Es ahí cuando me encontré con el primer Otro en el otro. Apoyado sobre bolsas y leños. Mirándome. Atravesando la luna del coche, mi objetivo, carnes, huesos y órganos.
Y lo primero que me dijo el Otro en el otro es “¿Qué haces? ¿Quién eres? ¿Yo soy cómo tú? ¿Tú eres cómo yo? ¡Olvídate de mí!”.
Nadie que despierte admiración puede aportar una conclusión seria con un solo vistazo; por mucha arena y polvo que haya tragado. Jamás deberían fiarse de quien extraiga juicios universales sobre la vida y sus miserias a 2000 kilómetros de nuestras fronteras -entre dunas y piedras- apoyando sus impresiones con datos de Wikipedia. Poco valor deben dar al relato si el personaje que les narra la presente aventura se tiene más guiado por intuiciones que por certezas.
Por eso pedimos que no se fíen de este escrito. Fíense de quién lo escribe. Que con el infinito rosario de torpezas que le atesoran tiene, sin embargo, una valiosísima anécdota que contarnos. En medio del desierto, de la agonía de la esperanza, se ha encontrado con Otro en el otro. Se ha puesto lo suficientemente en juego para que aquello que tenía frente a él, le hablase a él de él mismo. Ha caminado entre bancales muertos, peleado con espadas de goma espuma, reído al traducir del bereber al castellano una “caca de burro” y bebido un té de un pueblo sin pozo con la “divinidad de la persona”; tal y cómo rescata Kapuscinski aludiendo a Cyprian Norwid en su introducción a la Odisea, en su ensayo “El Encuentro con el Otro”:
«Allí, en la naturaleza de cada mendigo y de cada vagabundo extraño, se sospecha un origen divino. No se concebía, antes de acogerlo, preguntar al visitante quién era; sólo después de dar por supuesta su divinidad se descendía a las preguntas terrenales, y esto se llama hospitalidad; y, por eso mismo, se la colocaba entre las prácticas y virtudes más piadosas. ¡Los griegos de Homero no conocían al “último de entre los hombres”! Siempre el hombre fue el primero, es decir, divino.»

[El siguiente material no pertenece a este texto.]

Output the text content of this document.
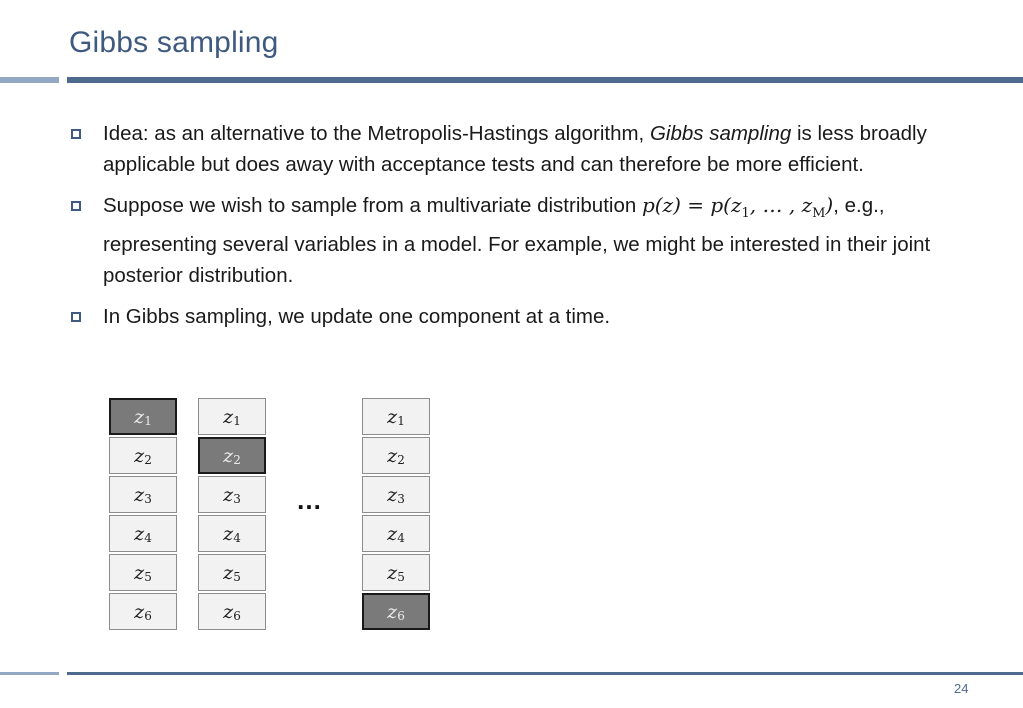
Gibbs sampling
Idea: as an alternative to the Metropolis-Hastings algorithm, Gibbs sampling is less broadly applicable but does away with acceptance tests and can therefore be more efficient.
Suppose we wish to sample from a multivariate distribution $p(z) = p(z_1$, … , $z_M$), e.g., representing several variables in a model. For example, we might be interested in their joint posterior distribution.
In Gibbs sampling, we update one component at a time.
$z_1$
$z_2$
$z_3$
$z_4$
$z_5$
$z_6$
$z_1$
$z_2$
$z_3$
$z_4$
$z_5$
$z_6$
…
$z_1$
$z_2$
$z_3$
$z_4$
$z_5$
$z_6$
24
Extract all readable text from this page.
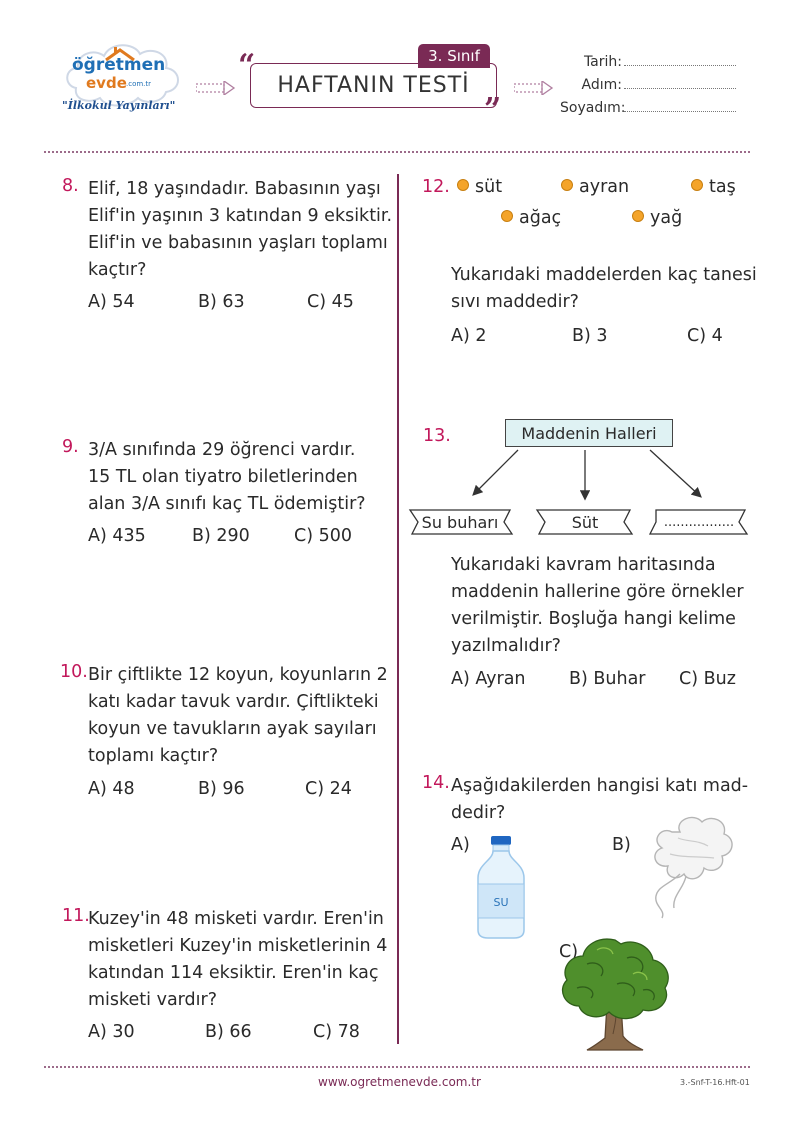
öğretmen
evde .com.tr
"İlkokul Yayınları"
“
HAFTANIN TESTİ
3. Sınıf
”
Tarih:
Adım:
Soyadım:
8. Elif, 18 yaşındadır. Babasının yaşı
Elif'in yaşının 3 katından 9 eksiktir.
Elif'in ve babasının yaşları toplamı
kaçtır?
A) 54	B) 63	C) 45
9. 3/A sınıfında 29 öğrenci vardır.
15 TL olan tiyatro biletlerinden
alan 3/A sınıfı kaç TL ödemiştir?
A) 435	B) 290	C) 500
10. Bir çiftlikte 12 koyun, koyunların 2
katı kadar tavuk vardır. Çiftlikteki
koyun ve tavukların ayak sayıları
toplamı kaçtır?
A) 48	B) 96	C) 24
11.
Kuzey'in 48 misketi vardır. Eren'in
misketleri Kuzey'in misketlerinin 4
katından 114 eksiktir. Eren'in kaç
misketi vardır?
A) 30	B) 66	C) 78
12.	süt	ayran	taş
ağaç	yağ
Yukarıdaki maddelerden kaç tanesi
sıvı maddedir?
A) 2	B) 3	C) 4
13.	Maddenin Halleri
Su buharı	Süt	.................
Yukarıdaki kavram haritasında
maddenin hallerine göre örnekler
verilmiştir. Boşluğa hangi kelime
yazılmalıdır?
A) Ayran B) Buhar C) Buz
14. Aşağıdakilerden hangisi katı mad-
dedir?
A)	B)
C)
SU
www.ogretmenevde.com.tr	3.-Snf-T-16.Hft-01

Hete aquí el resuello del relato y la aventura. Revelar la plausibilidad del encuentro del Otro en el otro yendo a 80 kilómetros por hora durante 10 días en una tierra que de partida debe ser considerada como hostil.
Y si al perturbado lector ya no le es posible dar marcha atrás, pues desea ver cómo el narrador fracasa en la explicación de su fábula; cruce las piernas y sírvase un té moruno a ser posible. Afile bien el oído, tomando como ejemplo a los labradores y forasteros que iban a parar a la venta mágica de Cervantes. Estese atento a lo que en estas líneas acontece, no vaya a ser que entre tanto disparate se cuele una perla de verdad y a usted le pille con la boca llena de cualquier otra porquería.
Comienza la aventura. Bienvenidos a la fabulosa y mediocre historia de Tintín en el Atlas.